We have, then, to deal with the primitive notion which instinctively visits liability on the visible offending source, whatever it be, of a visible evil result. The notion, as applied to persons, is that of the schädliche Mann, a person from whom some evil result has proceeded. It can best be illustrated in advance by . . . an example showing an exceptionally late survival of these ideas, and at the same time the transition to different standards: "Owen Alwerk was brewing beer. During his absence the child of Swein Pons came in and stood by the kettle. The kettle slipped from its hook, and the liquid burned the child so that it died on the third day. The relatives of the child pursued Alwerk, who fled to the house of a friend for refuge. The master of the house opposed the entrance of the pursuers, and an affray ensued, in which the master by inadvertence killed his own nephew. The affair was laid before six men as judges; and they decided at first that Alwerk must pay the head-money for the dead child and for the dead nephew, and must besides make a pilgrimage to Rome. But Alwerk opposed the judgment, and to such a good purpose that they altered it to this effect, that he should be absolved without more from the child's death, and from the nephew's if he swore that he did not urge on the master of the house to fight.” 1

With these preliminary illustrations of the attitude of mind we are dealing with, we may take up, in the order of topics already named, the primitive ideas for the exposition of which we are indebted to the great Brunner.

a. Harm connected with a Personal Deed. It is not possible to draw hard-andfast lines in tracing the stages of development; we can simply note that there were several stages, and point to particular rules or passages as illustrating approximately this or that successive form.

1. Of the primitive form of absolute liability we find a few comparatively late traces. . . . It may be noted here that the proceeding of attaint was only a later form of the same early notion. In early times it was a general custom, where adultery or the like was discovered, to slay every living thing within the house, whether man or beast. The legal visitation of the sins of the fathers upon the children was one of the latest survivals of this idea.

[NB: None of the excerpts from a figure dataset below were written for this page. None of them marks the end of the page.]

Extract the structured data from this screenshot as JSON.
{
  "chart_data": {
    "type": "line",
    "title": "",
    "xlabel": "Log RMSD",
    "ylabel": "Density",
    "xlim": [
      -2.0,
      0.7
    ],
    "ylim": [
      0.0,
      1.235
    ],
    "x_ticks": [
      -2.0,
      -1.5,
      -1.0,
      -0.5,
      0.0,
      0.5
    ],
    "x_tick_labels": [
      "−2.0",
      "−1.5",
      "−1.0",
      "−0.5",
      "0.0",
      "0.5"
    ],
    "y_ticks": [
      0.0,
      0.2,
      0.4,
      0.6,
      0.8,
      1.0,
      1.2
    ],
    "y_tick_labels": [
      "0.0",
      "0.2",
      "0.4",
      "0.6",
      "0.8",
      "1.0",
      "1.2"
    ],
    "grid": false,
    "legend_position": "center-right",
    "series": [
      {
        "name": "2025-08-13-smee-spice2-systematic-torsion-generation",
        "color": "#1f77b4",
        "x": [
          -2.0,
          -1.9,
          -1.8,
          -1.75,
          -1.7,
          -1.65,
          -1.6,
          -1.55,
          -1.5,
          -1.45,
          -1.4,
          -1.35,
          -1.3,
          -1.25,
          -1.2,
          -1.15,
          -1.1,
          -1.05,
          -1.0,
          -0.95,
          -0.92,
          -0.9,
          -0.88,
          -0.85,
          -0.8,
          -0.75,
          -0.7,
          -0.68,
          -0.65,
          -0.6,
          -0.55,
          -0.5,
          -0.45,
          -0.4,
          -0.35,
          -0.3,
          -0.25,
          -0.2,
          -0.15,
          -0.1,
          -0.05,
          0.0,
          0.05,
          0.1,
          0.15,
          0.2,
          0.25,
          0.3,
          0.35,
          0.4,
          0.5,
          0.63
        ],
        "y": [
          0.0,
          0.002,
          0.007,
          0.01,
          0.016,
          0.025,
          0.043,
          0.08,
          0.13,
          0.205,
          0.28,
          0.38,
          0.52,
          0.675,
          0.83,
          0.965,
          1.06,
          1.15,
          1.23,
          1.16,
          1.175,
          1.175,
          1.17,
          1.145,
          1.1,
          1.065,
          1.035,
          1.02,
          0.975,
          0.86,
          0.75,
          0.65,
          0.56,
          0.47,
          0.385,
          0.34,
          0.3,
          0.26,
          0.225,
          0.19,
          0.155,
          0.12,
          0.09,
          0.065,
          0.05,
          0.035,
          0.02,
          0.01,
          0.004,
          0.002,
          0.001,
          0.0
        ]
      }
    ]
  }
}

2. As times change, and superstition begins to fade, the notion of “misadventure," "ungefaehr," is hazily evolved, and facts of the sort are regarded as ground for an appeal to the king or the lord on the offender's behalf. The strict law is thus regarded as requiring his punishment; but no vengeance can be wreaked upon him, no blood-feud started by the members of the victim's family: . . .

"Mabel, Derwin's daughter, was playing with a stone at Yeovil, and the

1 A. D. 1439, Richthofen, K. v., Friesische Rechtsquellen, 570; 1840.